Improving fMRI studies of children with autism by correcting for head motion

The Martinos Center's Dara Manoach and Andre van der Kouwe have been awarded a new grant to advance the study of brain networks in children with autism.

Functional magnetic resonance imaging (fMRI) allows researchers to monitor brain activity in human subjects while they are performing particular tasks, revealing the brain regions dedicated to specific functions while also shedding light on the information flow between the regions. Using fMRI, researchers have already begun to glean a deeper understanding of disorders of brain connectivity. This isn't always easy, though. Head movement during scanning can lead to distortions in the image and children with autism, for example, tend to move more than their peers.

Now, Manoach, van der Kouwe and colleagues are planning to address this challenge using a grant recently awarded by the Bertarelli Program in Translational Neuroscience and Neuroengineering, a collaborative program between Harvard Medical School and the École Polytechnique Fédérale de Lausanne (EPFL) in Switzerland. After developing means to detect and correct for head motion in children and other patients who have trouble keeping still, they will apply them in testing abnormal connectivity between brain regions—a possible cause of autism—with fMRI scans of autistic children. Finally, they will seek to determine whether these connections can be improved with autism treatments currently in use.

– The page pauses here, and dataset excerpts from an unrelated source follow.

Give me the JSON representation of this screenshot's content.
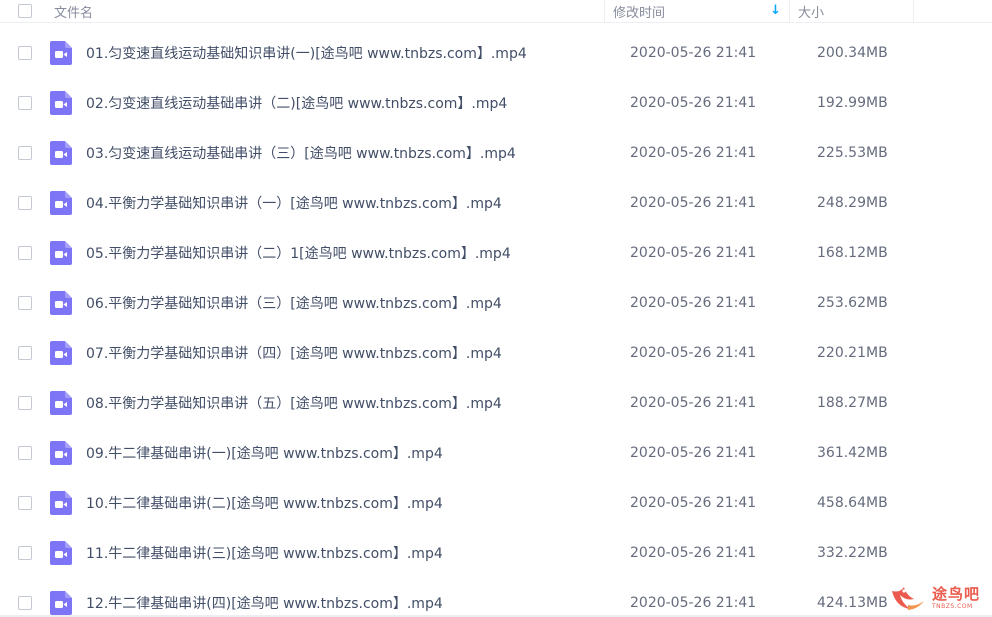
{
  "header": {
    "name_label": "文件名",
    "time_label": "修改时间",
    "sort_arrow": "↓",
    "size_label": "大小"
  },
  "files": [
    {
      "name": "01.匀变速直线运动基础知识串讲(一)[途鸟吧 www.tnbzs.com】.mp4",
      "time": "2020-05-26 21:41",
      "size": "200.34MB"
    },
    {
      "name": "02.匀变速直线运动基础串讲（二)[途鸟吧 www.tnbzs.com】.mp4",
      "time": "2020-05-26 21:41",
      "size": "192.99MB"
    },
    {
      "name": "03.匀变速直线运动基础串讲（三）[途鸟吧 www.tnbzs.com】.mp4",
      "time": "2020-05-26 21:41",
      "size": "225.53MB"
    },
    {
      "name": "04.平衡力学基础知识串讲（一）[途鸟吧 www.tnbzs.com】.mp4",
      "time": "2020-05-26 21:41",
      "size": "248.29MB"
    },
    {
      "name": "05.平衡力学基础知识串讲（二）1[途鸟吧 www.tnbzs.com】.mp4",
      "time": "2020-05-26 21:41",
      "size": "168.12MB"
    },
    {
      "name": "06.平衡力学基础知识串讲（三）[途鸟吧 www.tnbzs.com】.mp4",
      "time": "2020-05-26 21:41",
      "size": "253.62MB"
    },
    {
      "name": "07.平衡力学基础知识串讲（四）[途鸟吧 www.tnbzs.com】.mp4",
      "time": "2020-05-26 21:41",
      "size": "220.21MB"
    },
    {
      "name": "08.平衡力学基础知识串讲（五）[途鸟吧 www.tnbzs.com】.mp4",
      "time": "2020-05-26 21:41",
      "size": "188.27MB"
    },
    {
      "name": "09.牛二律基础串讲(一)[途鸟吧 www.tnbzs.com】.mp4",
      "time": "2020-05-26 21:41",
      "size": "361.42MB"
    },
    {
      "name": "10.牛二律基础串讲(二)[途鸟吧 www.tnbzs.com】.mp4",
      "time": "2020-05-26 21:41",
      "size": "458.64MB"
    },
    {
      "name": "11.牛二律基础串讲(三)[途鸟吧 www.tnbzs.com】.mp4",
      "time": "2020-05-26 21:41",
      "size": "332.22MB"
    },
    {
      "name": "12.牛二律基础串讲(四)[途鸟吧 www.tnbzs.com】.mp4",
      "time": "2020-05-26 21:41",
      "size": "424.13MB"
    }
  ],
  "watermark": {
    "text": "途鸟吧",
    "subtext": "TNBZS.COM"
  },
  "colors": {
    "icon": "#7d75f5",
    "accent": "#06a7ff",
    "watermark": "#e84a3b"
  },
  "icons": {
    "file": "video-file-icon",
    "sort": "sort-down-arrow-icon",
    "logo": "tuniao-bird-logo-icon"
  }
}
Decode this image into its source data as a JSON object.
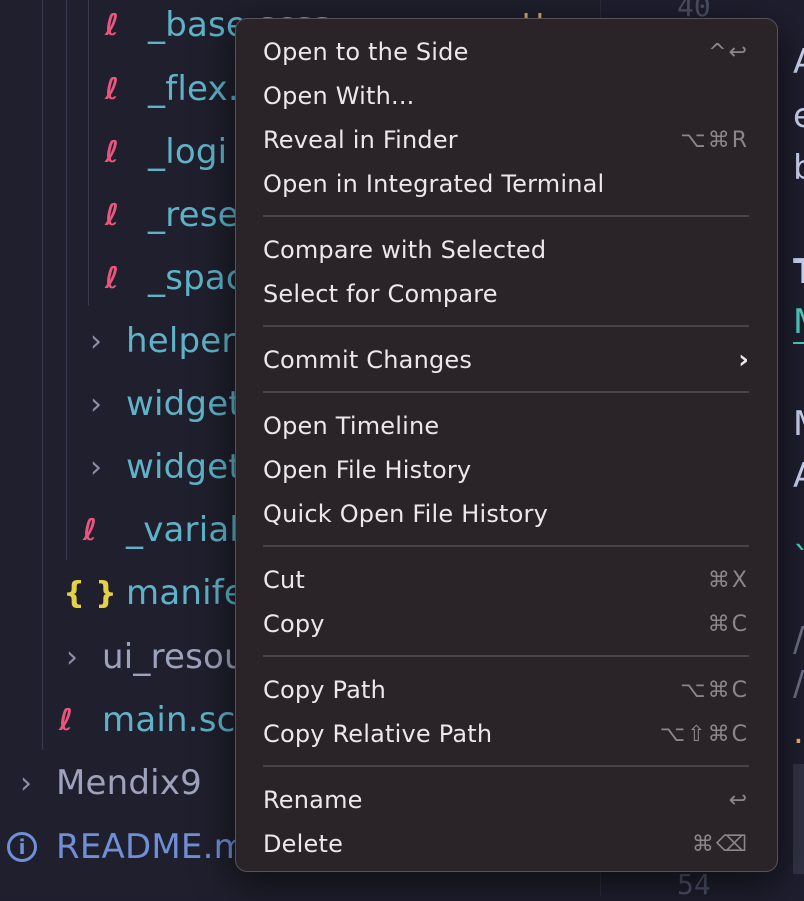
{
  "explorer": {
    "items": [
      {
        "label": "_base.scss",
        "icon": "sass-icon"
      },
      {
        "label": "_flex.",
        "icon": "sass-icon"
      },
      {
        "label": "_logi",
        "icon": "sass-icon"
      },
      {
        "label": "_rese",
        "icon": "sass-icon"
      },
      {
        "label": "_spac",
        "icon": "sass-icon"
      },
      {
        "label": "helpers",
        "icon": "chevron-right-icon"
      },
      {
        "label": "widget",
        "icon": "chevron-right-icon"
      },
      {
        "label": "widget",
        "icon": "chevron-right-icon"
      },
      {
        "label": "_variab",
        "icon": "sass-icon"
      },
      {
        "label": "manife",
        "icon": "json-icon"
      },
      {
        "label": "ui_resou",
        "icon": "chevron-right-icon"
      },
      {
        "label": "main.sc",
        "icon": "sass-icon"
      },
      {
        "label": "Mendix9",
        "icon": "chevron-right-icon"
      },
      {
        "label": "README.m",
        "icon": "info-icon"
      }
    ],
    "badge": "U"
  },
  "editor": {
    "line_top": "40",
    "line_bottom": "54",
    "fragments": [
      "A",
      "e",
      "b",
      "T",
      "M",
      "M",
      "A",
      "`",
      "/",
      "/",
      "."
    ]
  },
  "menu": {
    "items": [
      {
        "label": "Open to the Side",
        "shortcut": "^↩"
      },
      {
        "label": "Open With...",
        "shortcut": ""
      },
      {
        "label": "Reveal in Finder",
        "shortcut": "⌥⌘R"
      },
      {
        "label": "Open in Integrated Terminal",
        "shortcut": ""
      },
      {
        "label": "Compare with Selected",
        "shortcut": ""
      },
      {
        "label": "Select for Compare",
        "shortcut": ""
      },
      {
        "label": "Commit Changes",
        "shortcut": "",
        "submenu": true
      },
      {
        "label": "Open Timeline",
        "shortcut": ""
      },
      {
        "label": "Open File History",
        "shortcut": ""
      },
      {
        "label": "Quick Open File History",
        "shortcut": ""
      },
      {
        "label": "Cut",
        "shortcut": "⌘X"
      },
      {
        "label": "Copy",
        "shortcut": "⌘C"
      },
      {
        "label": "Copy Path",
        "shortcut": "⌥⌘C"
      },
      {
        "label": "Copy Relative Path",
        "shortcut": "⌥⇧⌘C"
      },
      {
        "label": "Rename",
        "shortcut": "↩"
      },
      {
        "label": "Delete",
        "shortcut": "⌘⌫"
      }
    ],
    "submenu_glyph": "›"
  }
}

The experiments could have considerable impact—in advancing our understandings of the role of connectivity in autism but also in addressing the problems inherent in performing fMRI in moving patients.

"We are particularly interested in the approximately 30% of children with autism who remain minimally verbal into their school years," Manoach said. "These individuals have seldom been studied with MRI because previous techniques have required them to perform a task and remain perfectly still. Using resting state scans, new techniques to mitigate motion and new analysis methods that characterize the dynamics of brain connectivity, we plan to illuminate the neural basis of speech and language impairment and to identify predictors of treatment response so we can target therapies more effectively."

The grant is one of five recently announced by the Bertarelli Program in Translational Neuroscience and Neuroengineering. Each of these comes with the stipulation that the project be an equal collaboration between the U.S.- and Swiss-based researchers, at Harvard and EPFL, respectively, which encourages new interdisciplinary projects leading to novel approaches to established problems. 

“When my family and I had the vision for this program, it was based upon bringing together scientists and medical specialists from different disciplines and countries to really push the boundaries of neuroscience and neuroengineering, creating a melting-pot of different talents, passions and visions united by a commitment to find ground-breaking ways to treat people and to make their lives better," Ernesto Bertarelli, co-chair of the Bertarelli Foundation, said in a statement. "What has been achieved since 2011 is highly encouraging. What might be achieved with these new research projects is just as exciting.”